On the Divergence of the Rogers-Ramanujan Continued Fraction on the Unit Circle

Jimmy Mc Laughlin, Doug Bowman

Published 2001-07-06, updated 2001-10-15Version 2

Let the continued fraction expansion of any irrational number $t \in (0,1)$ be denoted by $[0,a_{1}(t),a_{2}(t),...]$ and let the i-th convergent of this continued fraction expansion be denoted by $c_{i}(t)/d_{i}(t)$. Let \[ S=\{t \in (0,1): a_{i+1}(t) \geq \phi^{d_{i}(t)} \text{infinitely often}\}, \] where $\phi = (\sqrt{5}+1)/2$. Let $Y_{S} =\{\exp(2 \pi i t): t \in S \}$. It is shown that if $y \in Y_{S}$ then the Rogers-Ramanujan continued fraction, R(y), diverges at y.
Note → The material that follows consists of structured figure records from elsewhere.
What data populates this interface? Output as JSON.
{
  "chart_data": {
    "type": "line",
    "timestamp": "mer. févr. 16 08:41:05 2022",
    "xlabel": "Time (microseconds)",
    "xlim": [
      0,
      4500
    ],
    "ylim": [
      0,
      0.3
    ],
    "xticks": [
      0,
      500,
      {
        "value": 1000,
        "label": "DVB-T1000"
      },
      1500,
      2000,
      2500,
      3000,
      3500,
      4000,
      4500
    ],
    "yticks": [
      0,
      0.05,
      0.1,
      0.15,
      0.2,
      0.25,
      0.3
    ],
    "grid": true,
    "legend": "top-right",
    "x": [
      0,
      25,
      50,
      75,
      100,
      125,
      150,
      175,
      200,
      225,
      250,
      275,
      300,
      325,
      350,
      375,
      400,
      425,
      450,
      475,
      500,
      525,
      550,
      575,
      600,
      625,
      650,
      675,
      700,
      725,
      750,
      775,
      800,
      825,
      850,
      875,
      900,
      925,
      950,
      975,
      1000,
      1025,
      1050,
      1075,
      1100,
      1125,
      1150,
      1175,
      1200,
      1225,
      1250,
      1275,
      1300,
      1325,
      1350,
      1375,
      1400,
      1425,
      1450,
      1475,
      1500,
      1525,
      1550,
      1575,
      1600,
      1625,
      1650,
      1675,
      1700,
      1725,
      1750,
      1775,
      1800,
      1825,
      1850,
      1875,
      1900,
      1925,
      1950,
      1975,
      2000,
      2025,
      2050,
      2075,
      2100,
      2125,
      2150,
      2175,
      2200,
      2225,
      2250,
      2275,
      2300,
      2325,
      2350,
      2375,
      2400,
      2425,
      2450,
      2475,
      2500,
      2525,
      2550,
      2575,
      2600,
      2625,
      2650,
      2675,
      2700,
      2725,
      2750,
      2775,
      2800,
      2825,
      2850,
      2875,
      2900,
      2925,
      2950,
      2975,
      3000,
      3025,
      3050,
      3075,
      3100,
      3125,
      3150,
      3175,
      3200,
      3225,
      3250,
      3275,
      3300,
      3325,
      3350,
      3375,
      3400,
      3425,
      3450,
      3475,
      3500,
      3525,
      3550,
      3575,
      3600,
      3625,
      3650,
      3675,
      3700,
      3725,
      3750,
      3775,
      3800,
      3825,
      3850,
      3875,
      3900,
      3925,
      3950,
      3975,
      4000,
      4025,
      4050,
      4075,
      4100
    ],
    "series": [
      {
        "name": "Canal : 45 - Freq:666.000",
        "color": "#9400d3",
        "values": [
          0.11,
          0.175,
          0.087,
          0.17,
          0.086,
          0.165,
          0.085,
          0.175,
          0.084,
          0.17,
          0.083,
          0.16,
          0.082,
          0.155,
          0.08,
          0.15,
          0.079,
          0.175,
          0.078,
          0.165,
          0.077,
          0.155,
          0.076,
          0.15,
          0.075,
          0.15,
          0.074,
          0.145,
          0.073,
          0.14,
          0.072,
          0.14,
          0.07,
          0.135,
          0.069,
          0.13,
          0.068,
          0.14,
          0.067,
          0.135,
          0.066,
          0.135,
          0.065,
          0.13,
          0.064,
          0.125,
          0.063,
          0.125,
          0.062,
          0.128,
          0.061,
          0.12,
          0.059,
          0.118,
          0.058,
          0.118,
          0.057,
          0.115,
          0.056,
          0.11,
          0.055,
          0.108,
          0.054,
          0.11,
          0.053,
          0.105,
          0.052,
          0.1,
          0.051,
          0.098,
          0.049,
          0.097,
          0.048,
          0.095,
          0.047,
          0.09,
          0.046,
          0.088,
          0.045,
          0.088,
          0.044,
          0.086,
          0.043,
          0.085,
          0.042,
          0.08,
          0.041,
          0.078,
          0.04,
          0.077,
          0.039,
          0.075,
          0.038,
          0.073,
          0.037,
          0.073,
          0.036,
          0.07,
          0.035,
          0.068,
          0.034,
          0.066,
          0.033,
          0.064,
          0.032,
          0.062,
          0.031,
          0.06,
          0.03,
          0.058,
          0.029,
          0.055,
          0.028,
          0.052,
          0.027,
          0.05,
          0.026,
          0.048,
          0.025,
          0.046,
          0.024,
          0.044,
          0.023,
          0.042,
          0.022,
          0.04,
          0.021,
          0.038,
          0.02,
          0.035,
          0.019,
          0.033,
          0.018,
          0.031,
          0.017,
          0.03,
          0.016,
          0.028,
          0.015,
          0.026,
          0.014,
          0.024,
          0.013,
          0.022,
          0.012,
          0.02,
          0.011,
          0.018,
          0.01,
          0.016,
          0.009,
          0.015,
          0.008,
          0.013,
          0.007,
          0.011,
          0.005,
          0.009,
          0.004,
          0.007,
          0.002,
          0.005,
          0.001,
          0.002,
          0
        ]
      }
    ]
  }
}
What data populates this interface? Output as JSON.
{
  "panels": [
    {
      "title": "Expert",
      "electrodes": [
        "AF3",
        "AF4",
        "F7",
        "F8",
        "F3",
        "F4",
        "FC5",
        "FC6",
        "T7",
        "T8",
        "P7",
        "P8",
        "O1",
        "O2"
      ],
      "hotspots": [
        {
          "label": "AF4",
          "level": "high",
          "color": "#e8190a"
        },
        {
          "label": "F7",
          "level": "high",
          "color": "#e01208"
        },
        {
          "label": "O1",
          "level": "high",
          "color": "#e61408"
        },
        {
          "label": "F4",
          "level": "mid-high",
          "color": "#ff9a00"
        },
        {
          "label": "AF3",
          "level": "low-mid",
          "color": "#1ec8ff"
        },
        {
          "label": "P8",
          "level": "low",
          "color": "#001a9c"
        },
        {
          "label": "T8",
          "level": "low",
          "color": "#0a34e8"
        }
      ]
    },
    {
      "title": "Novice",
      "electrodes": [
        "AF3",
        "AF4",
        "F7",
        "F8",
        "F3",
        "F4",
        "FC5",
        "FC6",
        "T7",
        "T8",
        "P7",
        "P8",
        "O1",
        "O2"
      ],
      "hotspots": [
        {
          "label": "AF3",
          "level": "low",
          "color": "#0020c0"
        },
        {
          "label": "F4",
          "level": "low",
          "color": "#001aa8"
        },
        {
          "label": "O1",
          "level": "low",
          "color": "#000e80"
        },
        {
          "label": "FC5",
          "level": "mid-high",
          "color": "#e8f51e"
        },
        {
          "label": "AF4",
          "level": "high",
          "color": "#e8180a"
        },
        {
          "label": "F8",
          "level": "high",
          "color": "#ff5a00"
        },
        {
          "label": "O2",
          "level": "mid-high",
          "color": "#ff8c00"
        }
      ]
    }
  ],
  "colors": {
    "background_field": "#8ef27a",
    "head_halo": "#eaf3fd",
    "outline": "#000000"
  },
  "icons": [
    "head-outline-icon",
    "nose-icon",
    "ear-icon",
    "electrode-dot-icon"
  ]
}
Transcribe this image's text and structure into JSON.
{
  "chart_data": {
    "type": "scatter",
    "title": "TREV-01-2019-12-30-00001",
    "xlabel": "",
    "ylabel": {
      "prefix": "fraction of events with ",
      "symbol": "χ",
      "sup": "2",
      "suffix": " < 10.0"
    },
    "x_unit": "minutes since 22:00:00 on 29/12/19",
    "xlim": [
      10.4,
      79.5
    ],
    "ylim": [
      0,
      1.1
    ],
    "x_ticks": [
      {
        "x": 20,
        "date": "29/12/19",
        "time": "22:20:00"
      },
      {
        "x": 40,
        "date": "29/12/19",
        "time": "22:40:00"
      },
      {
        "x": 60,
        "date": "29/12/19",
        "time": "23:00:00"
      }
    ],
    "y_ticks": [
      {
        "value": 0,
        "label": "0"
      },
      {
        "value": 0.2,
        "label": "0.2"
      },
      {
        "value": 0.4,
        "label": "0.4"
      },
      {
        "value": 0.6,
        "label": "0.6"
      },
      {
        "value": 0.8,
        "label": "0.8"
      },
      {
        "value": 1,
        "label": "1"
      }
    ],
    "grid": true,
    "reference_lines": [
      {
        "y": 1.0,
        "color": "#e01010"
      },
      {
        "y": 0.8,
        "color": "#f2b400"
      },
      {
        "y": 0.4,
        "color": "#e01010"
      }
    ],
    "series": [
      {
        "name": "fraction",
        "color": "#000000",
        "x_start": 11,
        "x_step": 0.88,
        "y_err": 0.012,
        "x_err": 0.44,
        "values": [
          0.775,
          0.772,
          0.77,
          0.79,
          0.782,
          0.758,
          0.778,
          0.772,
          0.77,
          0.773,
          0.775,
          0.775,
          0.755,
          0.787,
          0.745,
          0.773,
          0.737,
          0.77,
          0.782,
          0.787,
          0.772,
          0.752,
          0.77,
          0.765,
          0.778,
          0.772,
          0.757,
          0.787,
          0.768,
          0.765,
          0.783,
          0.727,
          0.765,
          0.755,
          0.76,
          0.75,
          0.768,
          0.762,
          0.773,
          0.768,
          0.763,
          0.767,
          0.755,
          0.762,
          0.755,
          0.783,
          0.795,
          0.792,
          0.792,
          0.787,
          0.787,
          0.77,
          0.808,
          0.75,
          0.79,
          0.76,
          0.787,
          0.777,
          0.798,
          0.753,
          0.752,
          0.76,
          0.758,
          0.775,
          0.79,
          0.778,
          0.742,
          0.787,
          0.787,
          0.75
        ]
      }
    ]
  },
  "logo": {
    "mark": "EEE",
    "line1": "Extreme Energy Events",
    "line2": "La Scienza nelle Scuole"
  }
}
S is an uncountable set of measure zero. It is also shown that there is an uncountable set of points, $G \subset Y_{S}$, such that if $y \in G$, then R(y) does not converge generally. It is further shown that R(y) does not converge generally for |y| > 1 and that R(y) does converge generally if y is a primitive 5m-th root of unity, some $m \in \mathbb{N}$.